Increased liver weights in females of the mid and high dose was correlated with a dose-dependent centrilobular hypertrophy was seen in 2/10, 5/10, and 10/10 animals in low, mid and high dose group, respectively. Gradings were minimal in low to moderate in high dose animals correlating with the macroscopic finding “enlarged” in the high dose. In the livers of the high dose females, there was also an increased incidence of mainly eosinophilic foci of hepatocellular alteration, which were confirmed by GSTP immunohistochemistry, and considered to be adverse. Only the hypertrophy in the liver in combination with the increased liver weight of high dose females was assessed as adverse due to the presence of these foci. The hypertrophy alone in low and mid dose groups was assessed as non-adverse as no concurrent findings in clinical pathology were noted.
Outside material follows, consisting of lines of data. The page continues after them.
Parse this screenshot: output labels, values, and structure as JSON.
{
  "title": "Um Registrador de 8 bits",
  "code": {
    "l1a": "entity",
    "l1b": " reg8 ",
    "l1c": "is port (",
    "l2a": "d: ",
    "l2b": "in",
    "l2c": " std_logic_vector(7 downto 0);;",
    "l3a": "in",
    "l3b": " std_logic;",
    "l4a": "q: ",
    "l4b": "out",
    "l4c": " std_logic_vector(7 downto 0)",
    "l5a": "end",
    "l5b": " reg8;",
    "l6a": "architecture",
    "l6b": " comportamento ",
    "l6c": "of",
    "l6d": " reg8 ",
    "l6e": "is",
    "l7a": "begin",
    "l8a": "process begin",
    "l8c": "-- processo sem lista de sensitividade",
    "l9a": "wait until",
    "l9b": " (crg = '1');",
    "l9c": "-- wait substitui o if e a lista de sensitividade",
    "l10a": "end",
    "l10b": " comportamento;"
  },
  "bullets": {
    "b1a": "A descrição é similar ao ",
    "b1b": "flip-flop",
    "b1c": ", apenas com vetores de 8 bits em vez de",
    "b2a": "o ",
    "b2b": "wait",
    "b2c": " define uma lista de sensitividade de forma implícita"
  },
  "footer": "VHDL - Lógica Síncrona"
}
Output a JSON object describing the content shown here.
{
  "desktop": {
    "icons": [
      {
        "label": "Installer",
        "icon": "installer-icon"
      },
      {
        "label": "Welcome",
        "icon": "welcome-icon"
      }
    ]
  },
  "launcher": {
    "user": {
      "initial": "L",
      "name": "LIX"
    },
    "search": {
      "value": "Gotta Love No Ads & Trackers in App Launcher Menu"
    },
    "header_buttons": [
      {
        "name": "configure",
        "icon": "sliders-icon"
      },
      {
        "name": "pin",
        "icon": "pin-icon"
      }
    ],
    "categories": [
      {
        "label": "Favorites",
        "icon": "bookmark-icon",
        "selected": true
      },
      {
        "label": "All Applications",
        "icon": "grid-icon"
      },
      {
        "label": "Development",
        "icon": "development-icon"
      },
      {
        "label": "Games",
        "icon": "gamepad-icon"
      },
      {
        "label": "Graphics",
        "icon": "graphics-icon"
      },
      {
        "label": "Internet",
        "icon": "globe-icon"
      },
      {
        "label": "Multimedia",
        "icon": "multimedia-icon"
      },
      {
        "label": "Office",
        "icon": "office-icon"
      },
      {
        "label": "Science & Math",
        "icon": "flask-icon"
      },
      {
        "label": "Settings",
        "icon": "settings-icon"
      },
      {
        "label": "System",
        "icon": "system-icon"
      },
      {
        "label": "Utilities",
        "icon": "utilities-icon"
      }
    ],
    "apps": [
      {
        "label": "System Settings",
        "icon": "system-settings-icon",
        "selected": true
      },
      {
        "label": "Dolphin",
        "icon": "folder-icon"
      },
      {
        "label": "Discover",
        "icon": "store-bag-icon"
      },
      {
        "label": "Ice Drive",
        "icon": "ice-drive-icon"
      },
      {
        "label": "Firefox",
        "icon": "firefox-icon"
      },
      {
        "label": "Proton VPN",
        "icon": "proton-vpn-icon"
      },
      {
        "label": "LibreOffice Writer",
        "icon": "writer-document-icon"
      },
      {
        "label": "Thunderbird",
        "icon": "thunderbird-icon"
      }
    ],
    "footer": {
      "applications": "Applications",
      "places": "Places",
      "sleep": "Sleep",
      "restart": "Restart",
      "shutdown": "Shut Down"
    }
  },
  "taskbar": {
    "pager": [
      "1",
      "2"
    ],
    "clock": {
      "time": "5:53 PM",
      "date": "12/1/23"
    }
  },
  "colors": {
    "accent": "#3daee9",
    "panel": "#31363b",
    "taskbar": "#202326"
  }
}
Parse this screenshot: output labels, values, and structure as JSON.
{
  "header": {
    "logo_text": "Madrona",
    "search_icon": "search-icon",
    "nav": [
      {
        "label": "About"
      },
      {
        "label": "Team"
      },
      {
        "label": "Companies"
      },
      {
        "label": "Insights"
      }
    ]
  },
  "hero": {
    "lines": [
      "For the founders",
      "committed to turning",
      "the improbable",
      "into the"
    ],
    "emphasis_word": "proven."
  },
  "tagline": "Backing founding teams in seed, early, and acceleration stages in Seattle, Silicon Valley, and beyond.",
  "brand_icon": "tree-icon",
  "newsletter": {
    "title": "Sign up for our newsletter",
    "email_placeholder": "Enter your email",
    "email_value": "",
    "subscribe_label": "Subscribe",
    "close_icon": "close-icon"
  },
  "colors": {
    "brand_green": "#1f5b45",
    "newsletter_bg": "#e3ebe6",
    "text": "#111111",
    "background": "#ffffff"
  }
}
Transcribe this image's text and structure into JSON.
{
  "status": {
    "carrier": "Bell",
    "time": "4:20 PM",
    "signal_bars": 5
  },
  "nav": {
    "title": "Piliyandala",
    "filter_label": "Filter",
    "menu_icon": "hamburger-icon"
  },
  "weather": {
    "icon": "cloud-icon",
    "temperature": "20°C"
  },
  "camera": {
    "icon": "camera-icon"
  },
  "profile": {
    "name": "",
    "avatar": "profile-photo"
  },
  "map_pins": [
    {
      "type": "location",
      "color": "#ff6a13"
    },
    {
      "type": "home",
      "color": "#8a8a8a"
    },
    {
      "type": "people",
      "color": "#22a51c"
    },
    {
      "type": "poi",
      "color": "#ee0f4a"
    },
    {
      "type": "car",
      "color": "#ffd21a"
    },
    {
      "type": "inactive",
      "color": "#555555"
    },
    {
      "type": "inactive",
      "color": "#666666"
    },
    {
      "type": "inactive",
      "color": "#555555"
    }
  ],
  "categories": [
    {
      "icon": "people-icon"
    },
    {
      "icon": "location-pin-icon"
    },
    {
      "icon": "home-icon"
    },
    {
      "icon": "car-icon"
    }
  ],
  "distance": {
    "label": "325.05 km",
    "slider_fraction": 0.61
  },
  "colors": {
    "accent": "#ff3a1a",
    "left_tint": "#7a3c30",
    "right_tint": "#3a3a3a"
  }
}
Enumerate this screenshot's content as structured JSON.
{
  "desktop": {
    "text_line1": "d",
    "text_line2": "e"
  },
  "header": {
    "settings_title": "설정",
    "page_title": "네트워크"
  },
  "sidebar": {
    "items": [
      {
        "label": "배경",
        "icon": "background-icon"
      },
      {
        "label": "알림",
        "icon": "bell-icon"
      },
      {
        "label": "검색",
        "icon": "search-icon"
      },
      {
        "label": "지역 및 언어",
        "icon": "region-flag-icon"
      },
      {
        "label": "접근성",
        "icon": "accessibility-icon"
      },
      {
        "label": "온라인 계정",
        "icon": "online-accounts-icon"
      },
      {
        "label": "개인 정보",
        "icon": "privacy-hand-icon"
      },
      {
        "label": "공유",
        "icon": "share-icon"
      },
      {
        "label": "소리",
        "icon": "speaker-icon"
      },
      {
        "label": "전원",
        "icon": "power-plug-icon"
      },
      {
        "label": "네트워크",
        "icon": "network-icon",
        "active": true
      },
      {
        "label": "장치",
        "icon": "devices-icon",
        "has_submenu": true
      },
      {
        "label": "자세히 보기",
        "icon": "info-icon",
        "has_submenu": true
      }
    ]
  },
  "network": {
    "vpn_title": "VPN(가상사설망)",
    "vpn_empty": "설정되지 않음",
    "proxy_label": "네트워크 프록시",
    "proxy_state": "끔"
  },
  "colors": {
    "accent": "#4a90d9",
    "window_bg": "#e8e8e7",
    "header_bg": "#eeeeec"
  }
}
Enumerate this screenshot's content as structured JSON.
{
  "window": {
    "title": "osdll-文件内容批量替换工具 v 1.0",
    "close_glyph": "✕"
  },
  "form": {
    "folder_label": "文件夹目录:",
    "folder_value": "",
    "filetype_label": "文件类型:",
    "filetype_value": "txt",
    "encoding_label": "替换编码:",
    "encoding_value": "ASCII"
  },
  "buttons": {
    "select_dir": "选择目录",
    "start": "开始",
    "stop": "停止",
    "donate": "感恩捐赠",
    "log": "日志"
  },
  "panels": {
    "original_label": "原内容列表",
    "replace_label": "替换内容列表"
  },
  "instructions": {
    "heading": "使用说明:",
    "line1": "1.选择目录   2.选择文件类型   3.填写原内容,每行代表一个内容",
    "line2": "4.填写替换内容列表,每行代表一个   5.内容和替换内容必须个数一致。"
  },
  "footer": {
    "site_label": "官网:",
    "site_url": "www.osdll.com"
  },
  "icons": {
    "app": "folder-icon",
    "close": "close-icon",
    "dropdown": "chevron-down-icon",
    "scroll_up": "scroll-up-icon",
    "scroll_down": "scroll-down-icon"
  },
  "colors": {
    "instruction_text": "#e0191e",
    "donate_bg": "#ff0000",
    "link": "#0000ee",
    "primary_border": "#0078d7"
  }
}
The increased relative liver weight in high dose males was assessed as adverse together with clinical pathology findings (lower cholesterol and higher triglyceride levels).

In the uterus, focal squamous cell metaplasia of glandular epithelium was observed in 2 females of low and mid dose group and in 5 of 10 females of the high dose group. In the high dose group this finding was assessed as possibly treatment-related and adverse due to the higher incidence. For low and mid dose group animals the finding was assessed as non-adverse as it can occur in single animals in control groups.

The increased weights of the ovaries of test group 3 females were assessed as treatment related although there were no correlating histopathological findings.